Ces derniers jours m’ont vu renouer avec un amour de plusieurs années. Les mélodies de Scriabin sont des créations d’une invraisemblable beauté, des fragments contrastés et parfumés de l’univers des perfections lyriques. Ses brèves pièces sont parfaitement localisées dans une intime bulle de désirs, de rêves et de beautés. Des idylles et des drames intensément concentrés, chantés. Celui qui les chante le mieux, à mon avis, c’est le meilleur des chanteurs au piano, Vladimir Horowitz. Et les deux plus belles miniatures de Scriabin, enluminées par Horowitz, sont les études Opus 42 numéros 4 et 5.

Les études Opus 42 sont huit pièces au ton légendaire. Pour reprendre le concept de “cœur d’une collection”, dont j’ai parlé dans un précédent article, les numéros 4 et 5 sont les deux cœurs, béatique et apocalyptique, de cet ensemble. Il y a en ces deux études quelque chose d’infiniment vif et important. C’est une musique de l’avertissement, qui cherche à éveiller toute l’attention dont nous puissions être capables. Tout doit être si parfaitement scrupuleux, pour circonscrire la bulle lyrique, que les forces de l’univers semblent entières y être assujetties.

L’étude numéro 4 est une rencontre entre deux entités nimbées, ailées, et une vieille femme courbée, entièrement voilée. Sous une coupole plasmique aux parois violettes, sur une terre brune sombre, près d’une seule petite maison, celle de la vieille femme, faite de cette même terre, un don est octroyé à la femme. La condition de ce don est le seul rapprochement entre les modestes mains de la femme et les mains dorées, lumineuses, de l’une des deux entités, l’autre se trouvant légèrement en retrait à gauche. C’est un don immatériel, qui ne pèse que sur les attitudes de son récipiendaire. À mesure qu’avance l’entretien muet, le tableau du morceau musical, la vieille femme s’emplit de pleurs intérieurs, pour avoir été ainsi touchée par la grâce. Au point où, tremblante de reconnaissance, elle croit sentir son cœur tomber de sa poitrine, dans le prolongement de son corps courbé. C’est le propre de cette étude, que de délicatement placer l’emphase, au cœur de cycles répétés à échelle céleste, sur quelques notes de sentiments poignants, si poignants qu’ils paraissent insoutenables pour de modestes créatures humaines. Il ne suffit pourtant que d’appuyer sur quelques pincements de l’âme. Voilà ce qui est génial dans l’interprétation de Horowitz : il rend organiquement équivalents les gémissements et les signes de la grâce.

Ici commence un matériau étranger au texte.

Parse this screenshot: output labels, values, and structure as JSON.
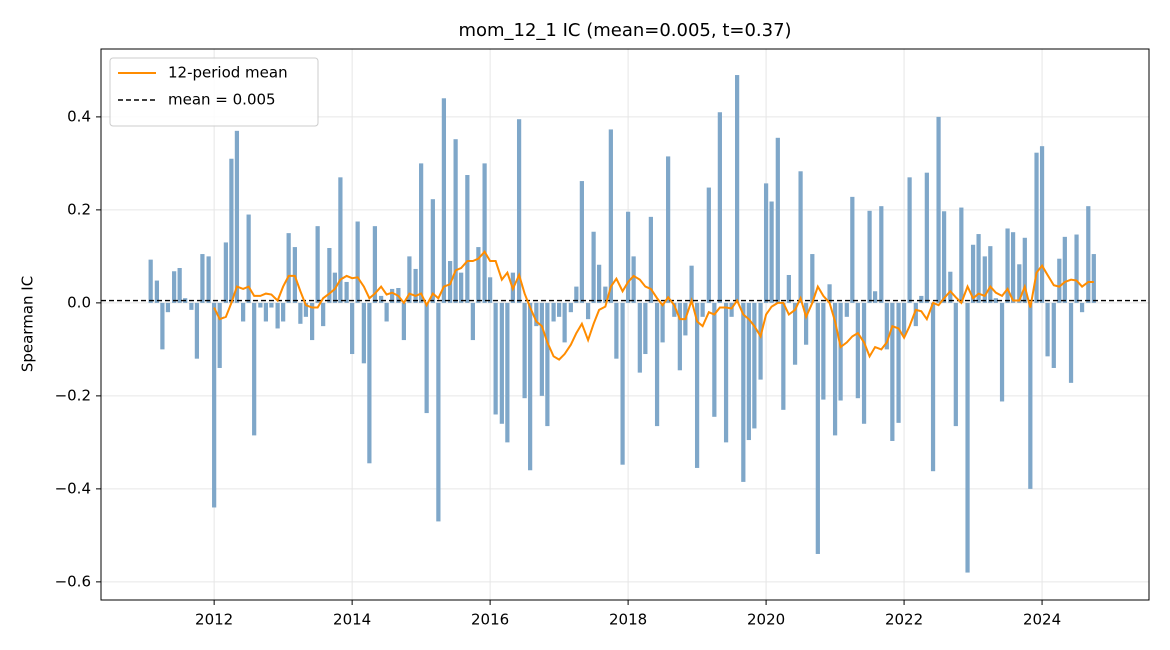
{
  "chart_data": {
    "type": "bar",
    "title": "mom_12_1 IC (mean=0.005, t=0.37)",
    "ylabel": "Spearman IC",
    "grid": true,
    "legend": "upper left",
    "xlim": [
      2010.36,
      2025.55
    ],
    "xticks": [
      2012,
      2014,
      2016,
      2018,
      2020,
      2022,
      2024
    ],
    "ylim": [
      -0.639,
      0.546
    ],
    "yticks": [
      {
        "value": -0.6,
        "label": "−0.6"
      },
      {
        "value": -0.4,
        "label": "−0.4"
      },
      {
        "value": -0.2,
        "label": "−0.2"
      },
      {
        "value": 0,
        "label": "0.0"
      },
      0.2,
      0.4
    ],
    "x": [
      2011.08,
      2011.17,
      2011.25,
      2011.33,
      2011.42,
      2011.5,
      2011.58,
      2011.67,
      2011.75,
      2011.83,
      2011.92,
      2012,
      2012.08,
      2012.17,
      2012.25,
      2012.33,
      2012.42,
      2012.5,
      2012.58,
      2012.67,
      2012.75,
      2012.83,
      2012.92,
      2013,
      2013.08,
      2013.17,
      2013.25,
      2013.33,
      2013.42,
      2013.5,
      2013.58,
      2013.67,
      2013.75,
      2013.83,
      2013.92,
      2014,
      2014.08,
      2014.17,
      2014.25,
      2014.33,
      2014.42,
      2014.5,
      2014.58,
      2014.67,
      2014.75,
      2014.83,
      2014.92,
      2015,
      2015.08,
      2015.17,
      2015.25,
      2015.33,
      2015.42,
      2015.5,
      2015.58,
      2015.67,
      2015.75,
      2015.83,
      2015.92,
      2016,
      2016.08,
      2016.17,
      2016.25,
      2016.33,
      2016.42,
      2016.5,
      2016.58,
      2016.67,
      2016.75,
      2016.83,
      2016.92,
      2017,
      2017.08,
      2017.17,
      2017.25,
      2017.33,
      2017.42,
      2017.5,
      2017.58,
      2017.67,
      2017.75,
      2017.83,
      2017.92,
      2018,
      2018.08,
      2018.17,
      2018.25,
      2018.33,
      2018.42,
      2018.5,
      2018.58,
      2018.67,
      2018.75,
      2018.83,
      2018.92,
      2019,
      2019.08,
      2019.17,
      2019.25,
      2019.33,
      2019.42,
      2019.5,
      2019.58,
      2019.67,
      2019.75,
      2019.83,
      2019.92,
      2020,
      2020.08,
      2020.17,
      2020.25,
      2020.33,
      2020.42,
      2020.5,
      2020.58,
      2020.67,
      2020.75,
      2020.83,
      2020.92,
      2021,
      2021.08,
      2021.17,
      2021.25,
      2021.33,
      2021.42,
      2021.5,
      2021.58,
      2021.67,
      2021.75,
      2021.83,
      2021.92,
      2022,
      2022.08,
      2022.17,
      2022.25,
      2022.33,
      2022.42,
      2022.5,
      2022.58,
      2022.67,
      2022.75,
      2022.83,
      2022.92,
      2023,
      2023.08,
      2023.17,
      2023.25,
      2023.33,
      2023.42,
      2023.5,
      2023.58,
      2023.67,
      2023.75,
      2023.83,
      2023.92,
      2024,
      2024.08,
      2024.17,
      2024.25,
      2024.33,
      2024.42,
      2024.5,
      2024.58,
      2024.67,
      2024.75
    ],
    "series": [
      {
        "type": "bar",
        "color": "#7fa7c9",
        "values": [
          0.093,
          0.048,
          -0.1,
          -0.02,
          0.068,
          0.075,
          0.01,
          -0.015,
          -0.12,
          0.105,
          0.1,
          -0.44,
          -0.14,
          0.13,
          0.31,
          0.37,
          -0.04,
          0.19,
          -0.285,
          -0.01,
          -0.04,
          -0.01,
          -0.055,
          -0.04,
          0.15,
          0.12,
          -0.045,
          -0.03,
          -0.08,
          0.165,
          -0.05,
          0.118,
          0.065,
          0.27,
          0.045,
          -0.11,
          0.175,
          -0.13,
          -0.345,
          0.165,
          0.015,
          -0.04,
          0.03,
          0.032,
          -0.08,
          0.1,
          0.073,
          0.3,
          -0.237,
          0.223,
          -0.47,
          0.44,
          0.09,
          0.352,
          0.065,
          0.275,
          -0.08,
          0.12,
          0.3,
          0.055,
          -0.24,
          -0.26,
          -0.3,
          0.065,
          0.395,
          -0.205,
          -0.36,
          -0.05,
          -0.2,
          -0.265,
          -0.04,
          -0.03,
          -0.085,
          -0.02,
          0.035,
          0.262,
          -0.035,
          0.153,
          0.082,
          0.035,
          0.373,
          -0.12,
          -0.348,
          0.196,
          0.1,
          -0.15,
          -0.11,
          0.185,
          -0.265,
          -0.085,
          0.315,
          -0.03,
          -0.145,
          -0.07,
          0.08,
          -0.355,
          -0.03,
          0.248,
          -0.245,
          0.41,
          -0.3,
          -0.03,
          0.49,
          -0.385,
          -0.295,
          -0.27,
          -0.165,
          0.257,
          0.218,
          0.355,
          -0.23,
          0.06,
          -0.133,
          0.283,
          -0.09,
          0.105,
          -0.54,
          -0.208,
          0.04,
          -0.285,
          -0.21,
          -0.03,
          0.228,
          -0.205,
          -0.26,
          0.198,
          0.025,
          0.208,
          -0.1,
          -0.297,
          -0.258,
          -0.07,
          0.27,
          -0.05,
          0.015,
          0.28,
          -0.362,
          0.4,
          0.197,
          0.067,
          -0.265,
          0.205,
          -0.58,
          0.125,
          0.148,
          0.1,
          0.122,
          0.01,
          -0.212,
          0.16,
          0.152,
          0.083,
          0.14,
          -0.4,
          0.323,
          0.337,
          -0.115,
          -0.14,
          0.095,
          0.142,
          -0.172,
          0.147,
          -0.02,
          0.208,
          0.105
        ]
      },
      {
        "type": "line",
        "name": "12-period mean",
        "color": "#ff8c00",
        "values": [
          null,
          null,
          null,
          null,
          null,
          null,
          null,
          null,
          null,
          null,
          null,
          -0.01,
          -0.035,
          -0.03,
          0.0,
          0.035,
          0.03,
          0.035,
          0.015,
          0.015,
          0.02,
          0.018,
          0.005,
          0.035,
          0.058,
          0.058,
          0.025,
          -0.005,
          -0.01,
          -0.01,
          0.01,
          0.02,
          0.03,
          0.05,
          0.058,
          0.053,
          0.055,
          0.035,
          0.01,
          0.02,
          0.035,
          0.018,
          0.022,
          0.015,
          0.0,
          0.02,
          0.015,
          0.02,
          -0.005,
          0.02,
          0.01,
          0.035,
          0.04,
          0.07,
          0.075,
          0.09,
          0.09,
          0.095,
          0.11,
          0.09,
          0.09,
          0.05,
          0.065,
          0.03,
          0.06,
          0.02,
          -0.01,
          -0.04,
          -0.05,
          -0.085,
          -0.115,
          -0.122,
          -0.11,
          -0.09,
          -0.065,
          -0.045,
          -0.08,
          -0.045,
          -0.015,
          -0.008,
          0.035,
          0.052,
          0.025,
          0.045,
          0.058,
          0.05,
          0.035,
          0.03,
          0.01,
          -0.005,
          0.012,
          -0.005,
          -0.035,
          -0.035,
          0.005,
          -0.04,
          -0.05,
          -0.02,
          -0.025,
          -0.01,
          -0.01,
          -0.012,
          0.005,
          -0.025,
          -0.035,
          -0.05,
          -0.072,
          -0.025,
          -0.008,
          0.0,
          0.0,
          -0.025,
          -0.015,
          0.01,
          -0.03,
          0.0,
          0.035,
          0.015,
          0.0,
          -0.04,
          -0.095,
          -0.085,
          -0.072,
          -0.065,
          -0.085,
          -0.115,
          -0.095,
          -0.1,
          -0.085,
          -0.05,
          -0.055,
          -0.075,
          -0.05,
          -0.015,
          -0.018,
          -0.035,
          0.0,
          -0.005,
          0.01,
          0.025,
          0.012,
          0.0,
          0.035,
          0.01,
          0.02,
          0.015,
          0.035,
          0.022,
          0.015,
          0.03,
          0.005,
          0.005,
          0.035,
          -0.01,
          0.065,
          0.08,
          0.06,
          0.038,
          0.035,
          0.045,
          0.05,
          0.048,
          0.035,
          0.045,
          0.045
        ]
      }
    ],
    "hlines": [
      {
        "name": "mean = 0.005",
        "value": 0.005,
        "color": "#000000",
        "style": "dashed"
      }
    ]
  }
}
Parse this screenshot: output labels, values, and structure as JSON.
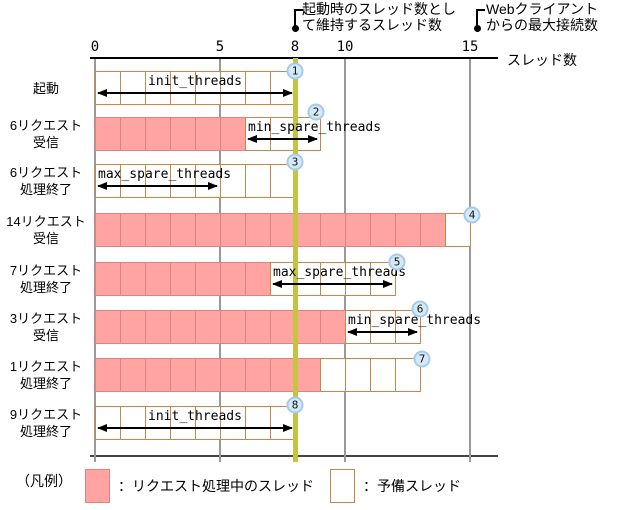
{
  "axis": {
    "label": "スレッド数",
    "ticks": [
      {
        "value": 0,
        "label": "0",
        "highlight": false
      },
      {
        "value": 5,
        "label": "5",
        "highlight": false
      },
      {
        "value": 8,
        "label": "8",
        "highlight": true
      },
      {
        "value": 10,
        "label": "10",
        "highlight": false
      },
      {
        "value": 15,
        "label": "15",
        "highlight": false
      }
    ]
  },
  "callouts": {
    "keep_threads": {
      "line1": "起動時のスレッド数とし",
      "line2": "て維持するスレッド数",
      "at_value": 8
    },
    "max_connections": {
      "line1": "Webクライアント",
      "line2": "からの最大接続数",
      "at_value": 15
    }
  },
  "rows": [
    {
      "label_lines": [
        "起動"
      ],
      "busy": 0,
      "spare": 8,
      "marker": "1",
      "annotation": {
        "text": "init_threads",
        "from": 0,
        "to": 8,
        "align": "center"
      }
    },
    {
      "label_lines": [
        "6リクエスト",
        "受信"
      ],
      "busy": 6,
      "spare": 3,
      "marker": "2",
      "annotation": {
        "text": "min_spare_threads",
        "from": 6,
        "to": 9,
        "align": "left"
      }
    },
    {
      "label_lines": [
        "6リクエスト",
        "処理終了"
      ],
      "busy": 0,
      "spare": 8,
      "marker": "3",
      "annotation": {
        "text": "max_spare_threads",
        "from": 0,
        "to": 5,
        "align": "left"
      }
    },
    {
      "label_lines": [
        "14リクエスト",
        "受信"
      ],
      "busy": 14,
      "spare": 1,
      "marker": "4",
      "annotation": null
    },
    {
      "label_lines": [
        "7リクエスト",
        "処理終了"
      ],
      "busy": 7,
      "spare": 5,
      "marker": "5",
      "annotation": {
        "text": "max_spare_threads",
        "from": 7,
        "to": 12,
        "align": "left"
      }
    },
    {
      "label_lines": [
        "3リクエスト",
        "受信"
      ],
      "busy": 10,
      "spare": 3,
      "marker": "6",
      "annotation": {
        "text": "min_spare_threads",
        "from": 10,
        "to": 13,
        "align": "left"
      }
    },
    {
      "label_lines": [
        "1リクエスト",
        "処理終了"
      ],
      "busy": 9,
      "spare": 4,
      "marker": "7",
      "annotation": null
    },
    {
      "label_lines": [
        "9リクエスト",
        "処理終了"
      ],
      "busy": 0,
      "spare": 8,
      "marker": "8",
      "annotation": {
        "text": "init_threads",
        "from": 0,
        "to": 8,
        "align": "center"
      }
    }
  ],
  "legend": {
    "title": "（凡例）",
    "busy_label": "：リクエスト処理中のスレッド",
    "spare_label": "：予備スレッド"
  },
  "colors": {
    "busy_fill": "#FFA3A3",
    "busy_border": "#E87F7F",
    "spare_border": "#C6884A",
    "threshold_line": "#C5C441",
    "grid": "#999999",
    "marker_fill": "#D5EAF9",
    "marker_border": "#A5CBEA"
  }
}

L’étude numéro 5 est une déferlante, un déluge destructeur, une course à la survie. Elle est indiquée comme étant “affannato”, précisément “à bout de souffle”, car elle emporte violemment celui qui l’écoute dans sa course. Mais il n’y a pas que cette tension critique : au milieu de la crise, quelque lumière apparaît, et avec elle une parole, tantôt d’espoir, tantôt d’imploration. La parole est chantée, elle flotte dans l’espace infini, alors que le reste du monde s’effondre sous le marasme. La catastrophe devient ensuite encore plus brutale, elle porte son coup contre l’homme essoufflé, et la réponse de celui-ci se teinte de tous les soubresauts concevables de l’âme, jusqu’à s’effondrer en capitulation. Ce qui résulte de cette scène, il n’appartient pas à l’homme d’en décider. Il n’est que la victime et le miroir lyrique d’un affrontement à plus vaste échelle. De lui-même, le drame se résout, et s’estompe dans le néant des décombres. Horowitz aura rendu toutes les perspectives terrestres possibles sur ce qui s’est joué, nous aura fait entendre tous les acteurs, et aura fait de nous les derniers d’entre les acteurs, éreintés, haletants, submergés.